On the domestic front there are also doubts about legitimate authority. Recently, Senator Robert C. Byrd (D., W. Va.) urged the Senate to play a central role in determining whether our nation should invade Iraq. According to the Constitution, he insisted, it is the role of the Congress to declare war. “I am determined to do everything in my power to prevent this country from becoming involved in another Vietnam nightmare,” he declared. “This determination begins with Congress being fully and sufficiently informed on the undertakings of our government, especially if it involves the commitment to military action.”

Proportionality and noncombatant immunity? The principles of proportionality and noncombatant immunity concern how much force is morally appropriate and who are legitimate targets of war. They distinguish the legitimate conduct of war from acts of murder. Too often our country fails to honor these principles.

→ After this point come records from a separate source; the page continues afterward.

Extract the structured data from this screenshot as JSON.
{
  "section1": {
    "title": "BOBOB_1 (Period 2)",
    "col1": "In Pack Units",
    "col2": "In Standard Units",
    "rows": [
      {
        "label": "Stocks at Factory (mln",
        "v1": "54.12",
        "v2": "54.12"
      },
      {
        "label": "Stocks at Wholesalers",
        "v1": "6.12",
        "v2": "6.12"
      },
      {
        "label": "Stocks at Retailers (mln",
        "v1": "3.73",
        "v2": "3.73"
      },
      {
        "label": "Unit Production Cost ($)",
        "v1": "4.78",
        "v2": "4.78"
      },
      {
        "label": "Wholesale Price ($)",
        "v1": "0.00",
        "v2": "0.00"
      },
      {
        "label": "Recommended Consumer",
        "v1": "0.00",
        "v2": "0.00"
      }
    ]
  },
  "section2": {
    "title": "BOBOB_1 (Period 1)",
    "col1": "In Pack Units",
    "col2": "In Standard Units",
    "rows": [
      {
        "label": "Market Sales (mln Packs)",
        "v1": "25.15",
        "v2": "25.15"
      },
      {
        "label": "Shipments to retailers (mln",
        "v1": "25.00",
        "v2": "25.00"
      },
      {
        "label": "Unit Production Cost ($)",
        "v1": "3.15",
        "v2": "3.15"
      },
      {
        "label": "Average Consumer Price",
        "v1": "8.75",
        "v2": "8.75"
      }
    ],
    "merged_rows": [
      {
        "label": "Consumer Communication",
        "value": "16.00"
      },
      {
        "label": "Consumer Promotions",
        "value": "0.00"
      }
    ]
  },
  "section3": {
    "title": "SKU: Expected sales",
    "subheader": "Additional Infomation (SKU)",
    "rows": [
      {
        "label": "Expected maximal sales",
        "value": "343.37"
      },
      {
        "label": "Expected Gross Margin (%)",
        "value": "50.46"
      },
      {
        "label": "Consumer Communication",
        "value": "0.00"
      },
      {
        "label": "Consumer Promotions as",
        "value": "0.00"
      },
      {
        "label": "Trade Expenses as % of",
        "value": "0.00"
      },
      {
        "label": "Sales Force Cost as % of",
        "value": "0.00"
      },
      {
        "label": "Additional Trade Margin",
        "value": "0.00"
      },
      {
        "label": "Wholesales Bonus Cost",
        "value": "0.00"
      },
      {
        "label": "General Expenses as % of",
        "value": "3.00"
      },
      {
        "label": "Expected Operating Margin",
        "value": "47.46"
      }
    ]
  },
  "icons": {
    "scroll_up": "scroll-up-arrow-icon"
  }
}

According to military analyst William Arkin, the Pentagon fails to take civilian casualties with sufficient seriousness. Having surveyed recent U.S. military engagements in the gulf war, the Balkans and Afghanistan, Arkin concludes that though some progress has been made, U.S. efforts are just not good enough. “The U.S. military can assert all it wants that it takes ‘all’ measures to minimize civilian harm. But until it is willing to actually study why civilians die in conflict, it is an assertion that has little credibility.”

The planned U.S. preemptive strike will take place against the background of comprehensive UN sanctions that have already wreaked havoc on civilians. They have devastated the weakest and most vulnerable members of Iraqi society: the poor, the elderly, the sick, the newborn and the young. According to UN reports, over 1 million civilians, the vast majority of whom are children and the elderly, have died since 1990 because of this suffocating blockade. UNICEF officials estimate that in 2000 more than 5,000 children were dying each month primarily because of the sanctions.

From this perspective, the planned invasion will be a continuation of outrages begun by other means. Cluster bombs, like those used in Afghanistan, and other ghastly weapons dropped from 15,000 feet are sure to produce massive civilian casualties. Earlier this year, in a change of official policy, our government even announced a possible “first-use” strategy of “low yield” nuclear weapons. Richard Perle, chairman of the Defense Policy Board that advises the defense secretary, has said: “No strategist would reject, in principle, using nuclear weapons against Iraq.”

George Kennan observed years ago that just war principles mean little without a commitment to keep civilian casualties to the absolute minimum, “even at the cost of military victory.” The just war tradition requires that “victory” alone cannot be the overriding goal.